Dalam sesi ke tiga web series dilakukan pemaparan pengalaman implementasi STBM Provinsi Jawa Timur. Berdasarkan hasil survei dari tim fasilitator yang melakukan peninjauan di lapangan dengan 567 responden, hasil dari Jawa Timur ternyata 92% tim fasilitator terdiri dari 2 orang atau lebih, namun ada juga yang melakukannya sendiri sebanyak 8%. Berkaitan dengan pengalaman pelaksanaan STBM dari 91% responden yang pernah melakukan pemicuan juga melakukan pra pemicuan sebelumnya bahkan 30% diantaranya melakukan pra yang cukup intens. Pengalaman pemicuan STBM 5 pilar di Jawa Timur menyampaikan tujuan pertemuan untuk belajar dan tidak membawa bantuan, mengidentifikasi istilah lokal untuk BAB dan pemetaan situasi sanitasi (daerah BABS) dan RTL merupakan kegiatan yang selalu dan sering dilakukan pemicuan (>95% responden).

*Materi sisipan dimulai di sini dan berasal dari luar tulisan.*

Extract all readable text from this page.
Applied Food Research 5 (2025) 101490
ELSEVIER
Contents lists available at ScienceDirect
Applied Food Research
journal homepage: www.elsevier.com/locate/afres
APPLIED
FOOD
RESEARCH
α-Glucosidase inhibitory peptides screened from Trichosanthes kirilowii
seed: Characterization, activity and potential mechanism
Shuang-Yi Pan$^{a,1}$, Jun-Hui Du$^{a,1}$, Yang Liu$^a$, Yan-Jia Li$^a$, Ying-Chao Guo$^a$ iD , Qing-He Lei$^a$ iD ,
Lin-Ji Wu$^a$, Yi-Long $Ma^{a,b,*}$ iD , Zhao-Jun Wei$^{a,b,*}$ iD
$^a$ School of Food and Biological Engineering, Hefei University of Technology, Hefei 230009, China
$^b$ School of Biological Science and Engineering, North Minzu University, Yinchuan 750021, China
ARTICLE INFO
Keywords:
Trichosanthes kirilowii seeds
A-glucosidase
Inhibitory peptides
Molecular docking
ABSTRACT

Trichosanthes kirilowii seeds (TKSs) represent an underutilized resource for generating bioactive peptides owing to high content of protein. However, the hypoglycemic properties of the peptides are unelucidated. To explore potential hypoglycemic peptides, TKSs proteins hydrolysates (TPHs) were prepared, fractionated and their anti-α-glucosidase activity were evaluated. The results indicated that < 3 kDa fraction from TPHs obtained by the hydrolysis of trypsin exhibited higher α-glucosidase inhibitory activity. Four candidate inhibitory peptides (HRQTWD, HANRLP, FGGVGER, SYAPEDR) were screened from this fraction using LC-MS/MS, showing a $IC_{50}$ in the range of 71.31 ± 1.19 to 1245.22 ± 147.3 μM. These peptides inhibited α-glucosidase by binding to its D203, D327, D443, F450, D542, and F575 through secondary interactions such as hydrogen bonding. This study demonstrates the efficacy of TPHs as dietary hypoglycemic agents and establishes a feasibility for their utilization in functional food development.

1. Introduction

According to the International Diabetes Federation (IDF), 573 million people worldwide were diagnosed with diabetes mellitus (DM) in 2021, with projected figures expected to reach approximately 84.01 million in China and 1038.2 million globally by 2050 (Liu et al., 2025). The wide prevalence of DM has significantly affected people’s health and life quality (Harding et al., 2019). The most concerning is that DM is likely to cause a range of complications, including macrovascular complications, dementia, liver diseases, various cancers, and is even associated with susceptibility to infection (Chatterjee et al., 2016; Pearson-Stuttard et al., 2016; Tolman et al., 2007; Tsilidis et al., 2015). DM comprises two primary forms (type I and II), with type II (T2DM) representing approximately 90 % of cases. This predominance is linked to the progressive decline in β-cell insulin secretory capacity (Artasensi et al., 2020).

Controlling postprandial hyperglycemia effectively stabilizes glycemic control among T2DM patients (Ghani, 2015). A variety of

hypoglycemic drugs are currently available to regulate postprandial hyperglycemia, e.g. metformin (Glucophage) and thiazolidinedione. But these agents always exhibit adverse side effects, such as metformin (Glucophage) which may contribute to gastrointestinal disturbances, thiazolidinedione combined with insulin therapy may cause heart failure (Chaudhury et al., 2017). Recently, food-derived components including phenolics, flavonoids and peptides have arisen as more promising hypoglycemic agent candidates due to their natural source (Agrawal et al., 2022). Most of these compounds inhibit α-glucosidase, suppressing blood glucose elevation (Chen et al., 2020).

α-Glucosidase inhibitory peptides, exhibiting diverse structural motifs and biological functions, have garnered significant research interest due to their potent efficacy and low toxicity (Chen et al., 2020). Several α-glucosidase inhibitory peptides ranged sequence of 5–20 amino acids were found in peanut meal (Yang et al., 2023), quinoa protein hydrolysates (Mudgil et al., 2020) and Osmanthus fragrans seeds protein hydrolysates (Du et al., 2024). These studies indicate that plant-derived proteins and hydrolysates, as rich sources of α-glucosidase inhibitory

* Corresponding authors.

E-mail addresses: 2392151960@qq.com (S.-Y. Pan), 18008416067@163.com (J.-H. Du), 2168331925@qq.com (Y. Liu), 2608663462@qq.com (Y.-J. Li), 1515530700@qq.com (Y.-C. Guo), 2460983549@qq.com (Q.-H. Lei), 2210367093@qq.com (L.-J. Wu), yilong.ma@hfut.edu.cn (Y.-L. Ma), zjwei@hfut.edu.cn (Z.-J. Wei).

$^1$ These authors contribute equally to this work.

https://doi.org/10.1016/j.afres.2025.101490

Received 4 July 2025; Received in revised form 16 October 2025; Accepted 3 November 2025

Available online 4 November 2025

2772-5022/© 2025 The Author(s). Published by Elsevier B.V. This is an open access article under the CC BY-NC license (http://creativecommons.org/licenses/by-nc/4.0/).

Menurut Aprianto salah satu narasumber dari Unicef menjelaskan bagaimana cara menjadi fasilitator STBM yang baik dan efektif.
“Dengan tujuan ini harapannya teman-teman bisa lebih semangat lagi dalam melakukan pendampingan.” ungkap Aprianto.
Ada 4 peran yang harus dimainkan oleh fasilitator. kita harus lebih banyak menjadi moderator dibandingkan menjadi narasumber. Seorang fasilitator STBM harus fokus pada proses bukan konten. Kita membantu prosesnya, membantu masyarakat. Masalah benar dan salah bukan bagian kita untuk menjelaskan kepada masyarakat. Sebenarnya yang kita gali adalah pengalaman mereka, perasaan mereka. Dalam melakukan pemicuan ada 3 hal yang perlu dilakukan dalam komunikasi perubahan perilaku (dalam fasilitasi pemicuan) yakni membangun hubungan/trust, mengajak partisipasi, dan ikat komitmen. Kemampuan mendengarkan fasilitator perlu diasah agar kita peka dengan kondisi masyarakat. Acara web series ini ditutup dengan penugasan mandiri dan kelompok dalam sesi breakout room zoom.